In July 2005, General Manager Karen Sanchez was fired.

Just before the summer of 2007, KLBU began operating under Hutton Broadcasting via LMA while still under ownership of Blu Ventures. After the LMA began, KLBU discontinued airing any programming and began running on automation full-time. As it was running on automation, the format slowly began changing, including more Jazz and Rhythmic titles, and less Electronica. At this point, it was known that KLBU would be sold to Hutton Broadcasting. In September, KLBU stopped streaming online and song titles were no longer displayed on the station's website.

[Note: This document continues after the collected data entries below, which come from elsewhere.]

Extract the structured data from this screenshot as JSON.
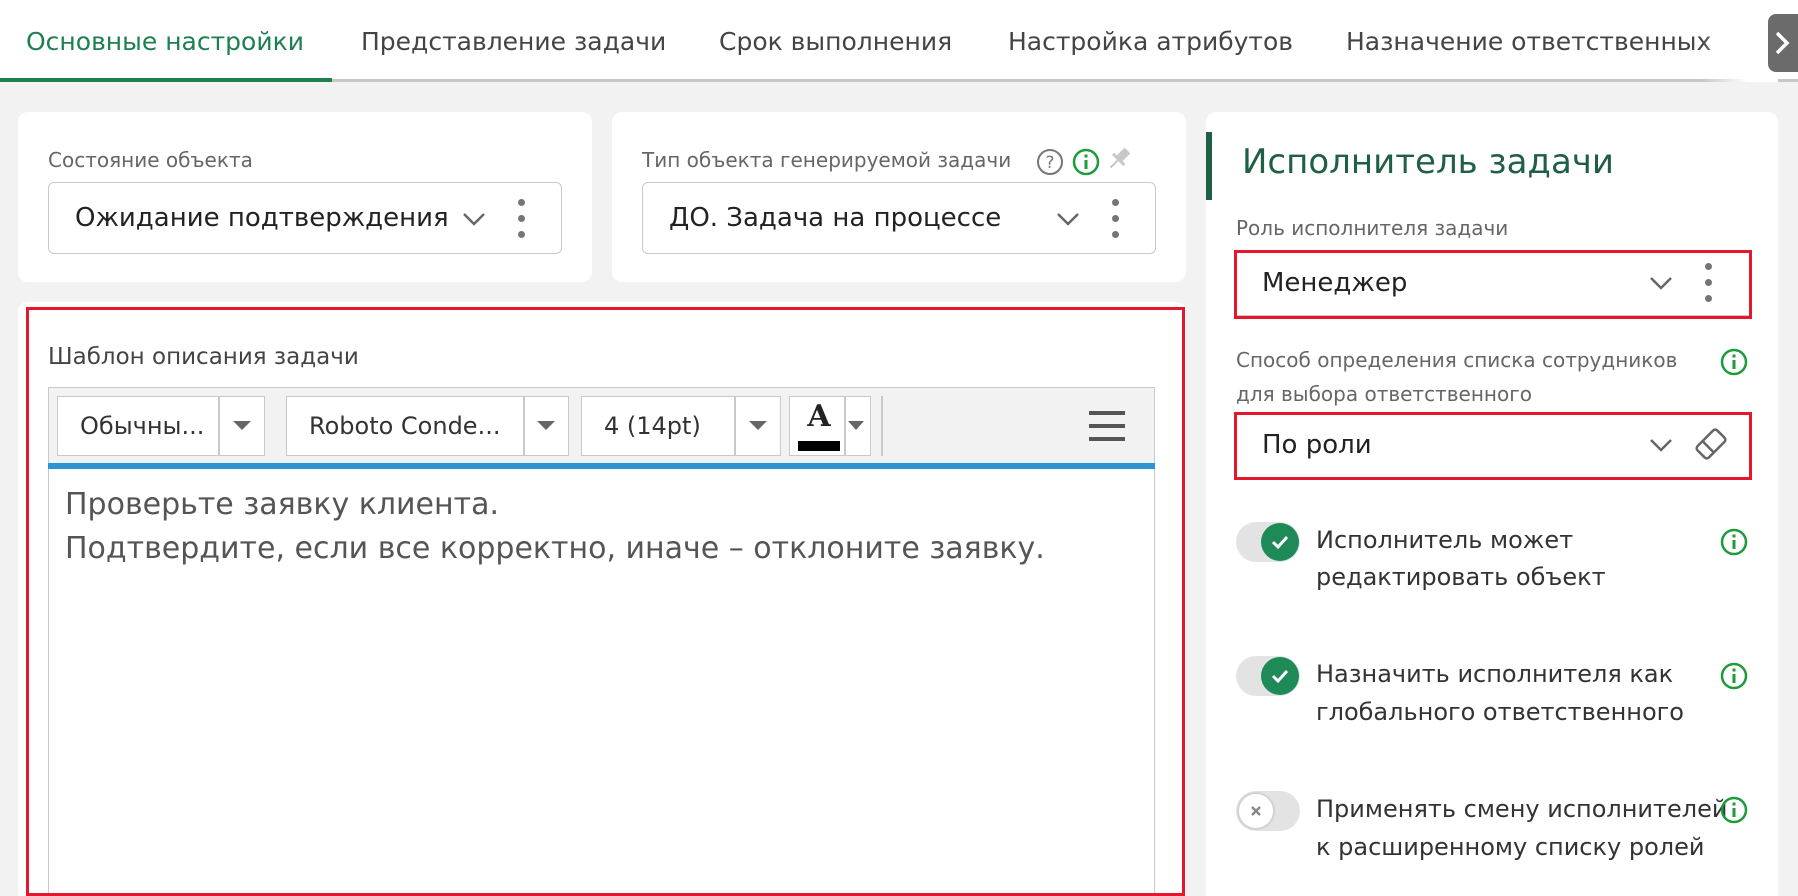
{
  "tabs": [
    {
      "label": "Основные настройки",
      "active": true
    },
    {
      "label": "Представление задачи",
      "active": false
    },
    {
      "label": "Срок выполнения",
      "active": false
    },
    {
      "label": "Настройка атрибутов",
      "active": false
    },
    {
      "label": "Назначение ответственных",
      "active": false
    }
  ],
  "object_state": {
    "label": "Состояние объекта",
    "value": "Ожидание подтверждения"
  },
  "object_type": {
    "label": "Тип объекта генерируемой задачи",
    "value": "ДО. Задача на процессе"
  },
  "editor": {
    "label": "Шаблон описания задачи",
    "toolbar": {
      "style": "Обычны...",
      "font": "Roboto Conde...",
      "size": "4 (14pt)",
      "color_glyph": "A"
    },
    "lines": [
      "Проверьте заявку клиента.",
      "Подтвердите, если все корректно, иначе – отклоните заявку."
    ]
  },
  "executor": {
    "title": "Исполнитель задачи",
    "role_label": "Роль исполнителя задачи",
    "role_value": "Менеджер",
    "method_label_1": "Способ определения списка сотрудников",
    "method_label_2": "для выбора ответственного",
    "method_value": "По роли",
    "toggles": [
      {
        "line1": "Исполнитель может",
        "line2": "редактировать объект",
        "on": true
      },
      {
        "line1": "Назначить исполнителя как",
        "line2": "глобального ответственного",
        "on": true
      },
      {
        "line1": "Применять смену исполнителей",
        "line2": "к расширенному списку ролей",
        "on": false
      }
    ]
  },
  "colors": {
    "accent": "#1e7f4f",
    "highlight": "#e3182d",
    "editor_focus": "#2e93d4"
  },
  "icons": [
    "chevron-down-icon",
    "kebab-menu-icon",
    "help-icon",
    "info-icon",
    "pin-icon",
    "eraser-icon",
    "check-icon",
    "close-icon",
    "hamburger-menu-icon",
    "chevron-right-icon"
  ]
}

In October 2007, KLBU was officially sold to Hutton. Management stated that no big changes were planned, but the format would "evolve" to include other genres. Hutton also purchased KWRP-FM (formerly "Indie 101.5", now KVSF-FM) and KBAC. KLBU also moved out from its original location on Cordova Road to Hutton Broadcasting's building on Camino Estrada.

In September 2010, the format changed to playing various rhythmic sounds including pop, urban, dance, rhythmic alternative, and rhythmic hits from the 80's through today. It had also begun streaming its live broadcast on the internet again. The new slogan was "The Beat of Santa Fe".

===Juan 102.9/Radio Lobo/La Jefa===
On June 1, 2013, the station changed formats to Spanish-language adult hits, branded as "Juan 102.9", featuring hits from the 1970s–2000's. The format was programmed by SparkNet Communications.

In April 2015, Hutton and American General Media agreed to swap stations, with KKIM-FM (a stronger 100 kW signal) going to Hutton and KLBU going to AGM. It was speculated that this would give AGM more flexibility in upgrading translator K275AO in Albuquerque, which currently simulcasts the same format from KARS. However, on June 30, 2015, the callsign on the booster for 102.9 in Santa Fe was changed to KSFE-1, while KLBU-1 was assigned to the 94.7 booster; KLBU remained the callsign for 102.9 and KKIM-FM for 94.7 until July 31. References to "Juan 102.9" had also been removed from santafe.com.

On July 31, 2015, KLBU changed their call letters to KSFE and changed their format to a simulcast of regional Mexican-formatted KLVO, branded as "Radio Lobo".

On September 18, 2017, KSFE switched from a simulcast of KLVO to one of KARS (also on translator K275AO (102.9 FM) in Albuquerque) with the same format, branded as "La Jefa", which moved from KJFA in Albuquerque following American General Media's acquisition of the Univision Radio cluster. On October 18, 2017, KSFE changed their call sign to KSFE-FM, and on October 25, 2017, to KJFA-FM.

===Exitos 102.9===
On February 26, 2018, the trimulcasts of KJFA-AM/FM and K275AO flipped to Spanish Top 40/CHR as “Exitos 102.9.” The move was done to help serve as a flanker for KLVO, and to reduce the overlapping of two Regional Mexican outlets, thus giving KLVO exclusivity to the latter.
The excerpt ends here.